A Graphics Mystery, by Fancy Fool.

in Account & Technical Support

Posted by: Madeline.4815

Madeline.4815

I am no Watson, but I can tell you my dear friend, that your graphics card is most likely not the villain. Not with the temperatures you are describing.

I believe the most likely suspect is an ailing hard drive, as corruption of data can also produce the screwy colors upon crashing.

I would attempt to reinstall your OS on a different drive and this will no doubt bring your mystery from the shadow to the light.

i7 860 @ 4.1 ghz NH-D-14Asus Maximus III FormulaRipjaw 1600 16gb6990+6970 Corsair1200AXIntelX25ssd

A Graphics Mystery, by Fancy Fool.

in Account & Technical Support

Posted by: Cbuzz.5083

Cbuzz.5083

Madeline ‘O’ Madeline… the problems Fancy Fool describes, are not that of hard drive corruption, but that of a once great, however steadily deteriorating graphics adapter. Within the midst of transistors found deep inside the display adapter lies a torn soul, faulty memory of a withered old fool whom was once a giant in the sea of graphics adapters.

A solution is needed hastily my dear, would replacing the dated old gpu be the solution to Fancy Fools problems? Only time will tell..

i7 3770k@4.8Ghz / AIR
GTX 6GB Titan@1160Mhz
3007WFP@2560x16000

A Graphics Mystery, by Fancy Fool.

in Account & Technical Support

Posted by: kirito.4138

kirito.4138

In cases like this, the best way to troubleshoot is process of elimination. Removing/replacing one part of the computer until the problem is resolved or point of failure discovered.

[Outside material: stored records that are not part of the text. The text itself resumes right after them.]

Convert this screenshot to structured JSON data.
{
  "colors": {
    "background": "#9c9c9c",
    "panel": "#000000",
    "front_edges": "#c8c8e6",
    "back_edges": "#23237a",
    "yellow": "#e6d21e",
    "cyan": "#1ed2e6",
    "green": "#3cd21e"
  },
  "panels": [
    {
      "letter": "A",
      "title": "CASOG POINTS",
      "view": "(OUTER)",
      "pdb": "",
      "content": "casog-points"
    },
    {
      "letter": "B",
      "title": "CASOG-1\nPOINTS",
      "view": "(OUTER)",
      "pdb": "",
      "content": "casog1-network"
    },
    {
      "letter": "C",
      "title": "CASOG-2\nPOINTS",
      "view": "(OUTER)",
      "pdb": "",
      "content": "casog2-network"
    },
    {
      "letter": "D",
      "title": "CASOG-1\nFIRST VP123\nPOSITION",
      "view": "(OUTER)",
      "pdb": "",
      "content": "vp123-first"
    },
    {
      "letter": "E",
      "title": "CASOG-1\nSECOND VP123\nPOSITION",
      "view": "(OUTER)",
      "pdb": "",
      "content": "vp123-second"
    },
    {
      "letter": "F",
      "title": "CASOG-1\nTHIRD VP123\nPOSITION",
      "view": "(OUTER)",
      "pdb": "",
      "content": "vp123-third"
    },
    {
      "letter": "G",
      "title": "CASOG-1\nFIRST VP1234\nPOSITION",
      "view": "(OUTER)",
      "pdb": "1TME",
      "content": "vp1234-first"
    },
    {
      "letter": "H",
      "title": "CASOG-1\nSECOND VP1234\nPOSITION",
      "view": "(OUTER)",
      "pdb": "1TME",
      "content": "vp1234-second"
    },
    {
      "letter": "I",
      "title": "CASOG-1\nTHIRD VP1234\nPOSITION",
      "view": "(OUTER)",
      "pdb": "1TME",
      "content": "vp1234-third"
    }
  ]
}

You have a core i5, try using the integrated gpu and removing your gtx280 to see if the problem goes away.

http://www.twitch.tv/kirito4138
The only exclusive skyhammer stream

A Graphics Mystery, by Fancy Fool.

in Account & Technical Support

Posted by: Fancy Fool.1743

Fancy Fool.1743

Hmm..

So I uninstalled my GTX 280 and ran in normal mode and it is running smoothly. I’ve run memtest on my RAM, and Window’s hard drive check. I think it is my GPU now. Which is a bummer considering how costly that is to replace.. There goes my chance at Emmisary of the Mad King >.>

Of course! You might think me crazy, but I have heard success stories of people baking their GPU’s in the oven to resurrect them. Apparently it can remove those artifacts I’m having. I’m not sure if I should do this, or keep testing for what else the problem could be, but I am only damaging the rest of my computer with these forced shutdowns, and it won’t fix itself.

(edited by Fancy Fool.1743)

A Graphics Mystery, by Fancy Fool.

in Account & Technical Support

Posted by: kirito.4138

kirito.4138

Yes baking your GPU can fix it. The concept is that the solder joints/connection crack over time with excessive use and the GPU gets unstable.

But by baking it you melt the solder connections back together. Doesn’t hurt to try if last resort.

On the bright side you can now upgrade videocard. Since the GTX 280 is now considered a lowish mid range card. A new modern $80-120 GPU will beat it easily.

http://www.twitch.tv/kirito4138
The only exclusive skyhammer stream

(edited by kirito.4138)

A Graphics Mystery, by Fancy Fool.

in Account & Technical Support

Posted by: Fancy Fool.1743

Fancy Fool.1743

Okay. There’s probably a good guide on doing it somewhere. I might go ahead and do it before I sink $100+ on a replacement.

There isn’t a way to replace the GPU memory is there?

Edit: True about a needed upgrade!

A Graphics Mystery, by Fancy Fool.

in Account & Technical Support

Posted by: kirito.4138

kirito.4138

Many many guides online to overclock and varies depending on hardware you got. Google around.

upgrading GPU memory wouldn’t increase your performance, and its extremely difficult if not impossible for the typical person. Better off just getting a new card.